4
votes

I imported a table with thousands of Equipments. Then imported another table with types of equipments, which contain around 20 types.

When I wrote the cypher query below to associate them, Neo4j warned me about a cartesian product. Is there a better way to create the associations? Should I have done it during the CSV import?

MATCH (te:Equipment_Type),(e:Equipment)
WHERE te.type_id = e.type_id
CREATE (e)-[:TYPE_OF]→(te)

Update

I tryed what Brian sugested, during the CSV import, and worked like a charm.

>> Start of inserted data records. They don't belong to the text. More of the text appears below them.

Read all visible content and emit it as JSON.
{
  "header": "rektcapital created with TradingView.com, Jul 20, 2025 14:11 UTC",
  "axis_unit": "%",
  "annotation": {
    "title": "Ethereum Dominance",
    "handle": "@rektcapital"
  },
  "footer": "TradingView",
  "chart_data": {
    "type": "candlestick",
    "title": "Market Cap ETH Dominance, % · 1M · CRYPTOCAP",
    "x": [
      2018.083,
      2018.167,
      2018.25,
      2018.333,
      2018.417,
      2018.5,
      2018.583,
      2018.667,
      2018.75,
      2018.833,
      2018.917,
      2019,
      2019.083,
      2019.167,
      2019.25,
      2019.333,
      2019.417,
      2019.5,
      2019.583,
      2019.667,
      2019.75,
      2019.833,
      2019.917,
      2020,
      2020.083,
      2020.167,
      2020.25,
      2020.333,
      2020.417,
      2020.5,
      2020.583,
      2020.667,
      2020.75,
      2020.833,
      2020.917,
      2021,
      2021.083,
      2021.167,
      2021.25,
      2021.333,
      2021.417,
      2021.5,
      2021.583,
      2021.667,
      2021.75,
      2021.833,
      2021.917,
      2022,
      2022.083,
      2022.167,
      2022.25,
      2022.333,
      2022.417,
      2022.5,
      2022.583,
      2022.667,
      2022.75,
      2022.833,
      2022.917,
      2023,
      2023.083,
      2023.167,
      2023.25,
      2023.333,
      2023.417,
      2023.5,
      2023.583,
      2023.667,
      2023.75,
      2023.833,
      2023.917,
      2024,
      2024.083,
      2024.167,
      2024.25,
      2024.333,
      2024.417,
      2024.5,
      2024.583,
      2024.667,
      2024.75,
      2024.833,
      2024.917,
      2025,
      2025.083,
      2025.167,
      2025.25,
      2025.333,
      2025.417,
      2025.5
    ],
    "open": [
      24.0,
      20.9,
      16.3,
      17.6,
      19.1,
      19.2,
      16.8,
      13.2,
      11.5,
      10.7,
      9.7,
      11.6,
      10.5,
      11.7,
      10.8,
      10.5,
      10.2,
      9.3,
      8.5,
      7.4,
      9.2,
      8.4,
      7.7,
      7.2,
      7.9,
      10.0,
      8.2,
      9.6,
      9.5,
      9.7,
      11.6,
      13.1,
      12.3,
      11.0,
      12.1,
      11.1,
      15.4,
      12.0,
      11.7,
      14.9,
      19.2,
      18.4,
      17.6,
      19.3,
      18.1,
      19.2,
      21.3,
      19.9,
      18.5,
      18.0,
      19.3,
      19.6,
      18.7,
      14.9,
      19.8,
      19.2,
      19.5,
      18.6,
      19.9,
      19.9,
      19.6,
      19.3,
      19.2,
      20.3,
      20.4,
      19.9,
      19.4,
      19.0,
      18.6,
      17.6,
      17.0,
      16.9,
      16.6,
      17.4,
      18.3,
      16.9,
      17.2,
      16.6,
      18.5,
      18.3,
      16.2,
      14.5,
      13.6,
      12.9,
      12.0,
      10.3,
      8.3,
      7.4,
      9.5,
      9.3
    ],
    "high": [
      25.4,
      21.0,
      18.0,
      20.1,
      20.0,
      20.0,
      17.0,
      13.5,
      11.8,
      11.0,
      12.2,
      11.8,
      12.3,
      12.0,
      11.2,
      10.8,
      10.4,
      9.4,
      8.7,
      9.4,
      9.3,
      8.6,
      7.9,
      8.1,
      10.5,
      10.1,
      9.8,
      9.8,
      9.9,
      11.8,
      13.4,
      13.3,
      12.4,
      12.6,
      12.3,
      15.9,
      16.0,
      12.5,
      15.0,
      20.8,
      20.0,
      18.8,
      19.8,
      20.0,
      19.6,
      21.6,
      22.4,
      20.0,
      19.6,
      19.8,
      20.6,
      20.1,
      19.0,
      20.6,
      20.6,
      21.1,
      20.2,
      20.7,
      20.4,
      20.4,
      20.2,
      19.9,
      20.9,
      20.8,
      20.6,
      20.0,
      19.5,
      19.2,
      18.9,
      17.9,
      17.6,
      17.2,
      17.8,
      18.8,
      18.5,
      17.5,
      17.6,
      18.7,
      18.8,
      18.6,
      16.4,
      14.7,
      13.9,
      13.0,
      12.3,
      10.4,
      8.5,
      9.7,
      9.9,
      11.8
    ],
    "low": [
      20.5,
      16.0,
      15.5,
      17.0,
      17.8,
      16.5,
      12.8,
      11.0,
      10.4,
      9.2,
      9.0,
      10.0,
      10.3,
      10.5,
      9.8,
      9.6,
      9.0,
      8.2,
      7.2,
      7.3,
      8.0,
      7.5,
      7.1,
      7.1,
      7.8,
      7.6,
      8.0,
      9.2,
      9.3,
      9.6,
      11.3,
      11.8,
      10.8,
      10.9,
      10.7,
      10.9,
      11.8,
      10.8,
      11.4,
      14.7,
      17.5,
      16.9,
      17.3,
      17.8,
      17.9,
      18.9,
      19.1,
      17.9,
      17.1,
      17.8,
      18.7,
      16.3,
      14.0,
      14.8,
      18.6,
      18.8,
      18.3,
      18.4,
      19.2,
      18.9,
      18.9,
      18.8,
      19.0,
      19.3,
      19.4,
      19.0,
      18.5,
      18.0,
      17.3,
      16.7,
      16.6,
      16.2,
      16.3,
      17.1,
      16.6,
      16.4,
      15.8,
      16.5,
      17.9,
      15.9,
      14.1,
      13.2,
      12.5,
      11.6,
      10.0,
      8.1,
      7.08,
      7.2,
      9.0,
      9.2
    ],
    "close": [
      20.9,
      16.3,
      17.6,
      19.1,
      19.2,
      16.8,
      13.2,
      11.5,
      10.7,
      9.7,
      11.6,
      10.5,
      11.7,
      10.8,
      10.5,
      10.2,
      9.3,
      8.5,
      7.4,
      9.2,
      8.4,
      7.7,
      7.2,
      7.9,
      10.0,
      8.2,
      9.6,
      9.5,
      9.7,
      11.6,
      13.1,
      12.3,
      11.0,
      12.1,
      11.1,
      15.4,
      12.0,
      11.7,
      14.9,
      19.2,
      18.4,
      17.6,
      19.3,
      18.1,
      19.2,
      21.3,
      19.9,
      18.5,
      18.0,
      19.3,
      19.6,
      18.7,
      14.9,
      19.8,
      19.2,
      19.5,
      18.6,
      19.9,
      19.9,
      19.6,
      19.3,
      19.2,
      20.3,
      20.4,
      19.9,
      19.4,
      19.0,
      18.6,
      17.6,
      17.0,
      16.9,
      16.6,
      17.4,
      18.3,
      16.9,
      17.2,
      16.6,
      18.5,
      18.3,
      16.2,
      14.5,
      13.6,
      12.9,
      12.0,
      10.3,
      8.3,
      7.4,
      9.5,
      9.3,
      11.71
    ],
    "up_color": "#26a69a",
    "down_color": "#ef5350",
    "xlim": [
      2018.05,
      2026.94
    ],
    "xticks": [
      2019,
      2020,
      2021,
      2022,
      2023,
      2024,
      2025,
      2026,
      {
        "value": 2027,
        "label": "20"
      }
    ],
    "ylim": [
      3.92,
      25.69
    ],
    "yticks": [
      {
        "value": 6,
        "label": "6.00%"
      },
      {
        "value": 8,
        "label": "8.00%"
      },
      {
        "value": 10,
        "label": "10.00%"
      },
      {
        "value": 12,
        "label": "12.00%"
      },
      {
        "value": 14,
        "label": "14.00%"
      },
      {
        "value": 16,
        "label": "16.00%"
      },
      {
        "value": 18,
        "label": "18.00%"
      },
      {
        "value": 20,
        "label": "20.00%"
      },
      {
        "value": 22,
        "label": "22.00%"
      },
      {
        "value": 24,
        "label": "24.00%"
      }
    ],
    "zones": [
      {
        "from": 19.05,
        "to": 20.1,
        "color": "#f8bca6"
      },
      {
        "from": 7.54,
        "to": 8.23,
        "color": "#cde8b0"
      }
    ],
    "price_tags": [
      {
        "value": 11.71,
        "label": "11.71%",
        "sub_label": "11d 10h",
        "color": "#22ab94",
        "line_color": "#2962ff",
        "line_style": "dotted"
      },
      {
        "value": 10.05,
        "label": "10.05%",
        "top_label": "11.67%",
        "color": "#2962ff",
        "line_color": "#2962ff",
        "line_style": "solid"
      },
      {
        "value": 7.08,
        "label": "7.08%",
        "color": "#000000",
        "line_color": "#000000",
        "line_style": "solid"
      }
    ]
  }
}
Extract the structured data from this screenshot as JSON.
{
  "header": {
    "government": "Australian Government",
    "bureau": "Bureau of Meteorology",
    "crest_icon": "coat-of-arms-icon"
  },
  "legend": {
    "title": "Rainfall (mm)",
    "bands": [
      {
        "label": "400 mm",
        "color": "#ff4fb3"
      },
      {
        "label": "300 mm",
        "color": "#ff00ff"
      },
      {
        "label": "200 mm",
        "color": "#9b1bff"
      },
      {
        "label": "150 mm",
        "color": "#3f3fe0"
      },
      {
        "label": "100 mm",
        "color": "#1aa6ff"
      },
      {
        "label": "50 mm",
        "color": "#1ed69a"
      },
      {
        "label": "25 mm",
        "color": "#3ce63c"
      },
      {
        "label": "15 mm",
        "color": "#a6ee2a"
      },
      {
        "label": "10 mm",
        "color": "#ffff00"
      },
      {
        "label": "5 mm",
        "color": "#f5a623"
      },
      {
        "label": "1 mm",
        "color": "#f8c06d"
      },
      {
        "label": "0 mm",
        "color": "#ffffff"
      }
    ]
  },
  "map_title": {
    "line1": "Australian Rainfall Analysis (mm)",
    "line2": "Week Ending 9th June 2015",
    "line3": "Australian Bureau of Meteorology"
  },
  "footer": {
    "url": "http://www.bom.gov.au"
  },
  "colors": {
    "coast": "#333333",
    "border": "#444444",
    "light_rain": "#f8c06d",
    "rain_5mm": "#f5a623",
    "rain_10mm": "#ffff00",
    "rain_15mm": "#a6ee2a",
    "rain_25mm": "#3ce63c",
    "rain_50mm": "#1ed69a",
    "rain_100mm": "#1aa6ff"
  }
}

  1. Imported the Equipment Types first;
  2. Then created and index on Equipment(type_id);
  3. Modified the code to search during CSV import.

From Neo4j Console:

Added 100812 labels, created 100812 nodes, set 414307 properties, created 100812 relationships, statement executed in 33902 ms.

The Code:

CREATE INDEX ON :Equipment(type_id)

USING PERIODIC COMMIT 1000
LOAD CSV WITH HEADERS FROM "http://localhost/Equipments.csv" AS row
MERGE (e:Equipment {eqp_id: row.eqp_id, name: row.name, type_id: row.type_id})
WITH e, row
MATCH (te:Equipemnt_Type)
WHERE te.type_id = row.type_id
CREATE (e)-[:TYPE_OF]->(te)
1

1 Answers

2
votes

With the size of data that you're talking about it's not a big deal, especially if you have indexes on Equipment_Type:type_id and Equipment:type_id. It's warning you because a cartesian project in a query can seem quick when you first write it on a small dataset and then grow quickly as you get more data.

But yes, creating the relationships during the CSV import would be the best way to approach it, probably.